A LOT of government decisions provide cause for citizens to get upset ... even angry. But now Georgia has made one in connection with its budget cutting because of the wheezing economy that should get everybody raging, howling mad.
The Georgia Department of Veterans Service, to meet Gov. Sonny Perdues orders to slash all agency budgets by 6 percent, and prepare for 8 and 10 percent, has determined to do it all in one whack and at the 10 percent level.
It has notified all 82 residents living in states one and only retirement home for veterans in Milledgeville that they will have to move by Nov. 20. The entire assisted-living facility will be closed down.
The states nursing homes for veterans in the same complex (three of them, based on intensity of care needed) will remain open. One assumes that the Alzheimers unit, in the same building as the one being eliminated, will simply be relocated to one of these ... but one never knows, does one?
Calling it what it is, a very painful decision, Veterans Commissioner Pete Wheeler explained: As we considered the many options to reduce our state operating funds over the next two fiscal years, it became overwhelmingly apparent the choice that would impact the fewest veterans in our state was to close the domiciliary care unit at the Milledgeville state veterans home.
THE SAVINGS would amount to $2.7 million (and the state would lose the $1.3 million in federal funding that goes to the operation).
Even granting that all budget cutting is a numbers game, dont human beings count for anything at all in the process?
Perhaps some of those veterans now being evicted will qualify for other government housing programs or have relatives able to take them in. Nonetheless it is also predictable that some, perhaps even most, wont. As one the current residents, Wayne McCormick, a Vietnam veteran, put it: I aint got nowhere to go, I had to come here. We homeless. Everyone in this building is homeless.
As most know who work with the homeless, in Greater Rome or elsewhere, a very large percentage of them are veterans of our armed forces. They may not be as old as those in the Milledgeville facility (average age 74) but the last thing the state should be doing is leaving yet more of those who served their country without a decent place to live.

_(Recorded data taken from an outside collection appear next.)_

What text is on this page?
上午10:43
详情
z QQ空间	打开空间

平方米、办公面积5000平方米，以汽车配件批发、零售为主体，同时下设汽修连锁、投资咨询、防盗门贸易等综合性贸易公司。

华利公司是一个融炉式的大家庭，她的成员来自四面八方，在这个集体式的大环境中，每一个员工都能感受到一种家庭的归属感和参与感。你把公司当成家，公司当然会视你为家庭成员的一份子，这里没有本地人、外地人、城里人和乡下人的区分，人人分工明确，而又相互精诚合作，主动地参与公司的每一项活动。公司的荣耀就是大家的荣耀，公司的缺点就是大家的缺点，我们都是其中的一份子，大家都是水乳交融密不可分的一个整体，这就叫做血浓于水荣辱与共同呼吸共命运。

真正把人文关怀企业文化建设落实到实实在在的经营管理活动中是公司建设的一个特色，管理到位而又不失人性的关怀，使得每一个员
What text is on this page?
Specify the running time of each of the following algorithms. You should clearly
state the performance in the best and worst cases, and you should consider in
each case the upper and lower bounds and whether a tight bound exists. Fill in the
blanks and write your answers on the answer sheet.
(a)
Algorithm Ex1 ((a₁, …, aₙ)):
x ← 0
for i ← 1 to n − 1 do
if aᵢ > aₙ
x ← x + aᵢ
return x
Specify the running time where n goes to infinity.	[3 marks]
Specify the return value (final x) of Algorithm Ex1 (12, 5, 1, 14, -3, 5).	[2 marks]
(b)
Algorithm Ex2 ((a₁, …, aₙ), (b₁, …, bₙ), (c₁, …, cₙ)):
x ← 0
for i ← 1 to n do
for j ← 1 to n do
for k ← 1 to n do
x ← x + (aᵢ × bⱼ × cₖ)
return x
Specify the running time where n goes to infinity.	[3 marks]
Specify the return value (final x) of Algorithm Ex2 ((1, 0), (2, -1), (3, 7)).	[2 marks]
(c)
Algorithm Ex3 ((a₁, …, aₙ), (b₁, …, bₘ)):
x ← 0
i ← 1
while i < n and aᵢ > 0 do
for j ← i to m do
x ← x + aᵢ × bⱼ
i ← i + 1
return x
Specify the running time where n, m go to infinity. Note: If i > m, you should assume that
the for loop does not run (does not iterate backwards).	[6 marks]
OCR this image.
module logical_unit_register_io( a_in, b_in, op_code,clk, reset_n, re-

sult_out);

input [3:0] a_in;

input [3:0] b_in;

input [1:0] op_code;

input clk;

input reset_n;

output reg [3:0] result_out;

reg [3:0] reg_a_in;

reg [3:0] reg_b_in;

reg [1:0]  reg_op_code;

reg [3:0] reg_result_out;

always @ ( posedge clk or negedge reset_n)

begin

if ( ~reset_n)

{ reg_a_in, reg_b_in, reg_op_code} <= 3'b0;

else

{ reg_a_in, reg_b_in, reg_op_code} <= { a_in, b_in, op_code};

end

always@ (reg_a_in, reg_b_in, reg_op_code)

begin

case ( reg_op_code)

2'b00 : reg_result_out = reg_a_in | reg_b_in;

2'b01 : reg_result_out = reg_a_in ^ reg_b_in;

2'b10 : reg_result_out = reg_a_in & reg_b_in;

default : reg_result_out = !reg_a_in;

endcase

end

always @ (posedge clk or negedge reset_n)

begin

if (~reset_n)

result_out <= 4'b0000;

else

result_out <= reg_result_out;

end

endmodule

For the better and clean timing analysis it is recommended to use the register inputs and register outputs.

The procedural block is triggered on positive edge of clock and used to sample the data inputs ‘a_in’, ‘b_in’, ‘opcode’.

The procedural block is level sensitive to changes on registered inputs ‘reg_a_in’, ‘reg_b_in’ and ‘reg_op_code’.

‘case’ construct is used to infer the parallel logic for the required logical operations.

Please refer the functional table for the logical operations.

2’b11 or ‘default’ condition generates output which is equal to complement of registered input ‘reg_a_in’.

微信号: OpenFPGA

Frankly, given the American military has a fundamental creed of leave no one behind, one doubts there is a single veteran in better circumstances who wouldnt feel appalled by this latest bureaucratic choice. While leave no one behind applies to the battlefield, it should equally apply on the homefront.
Georgia needs to do more for its homeless and elderly veterans, not less.
THERES NOTHING else to cut? Theres nowhere else to cut?
Well, theres sure something to get mad about.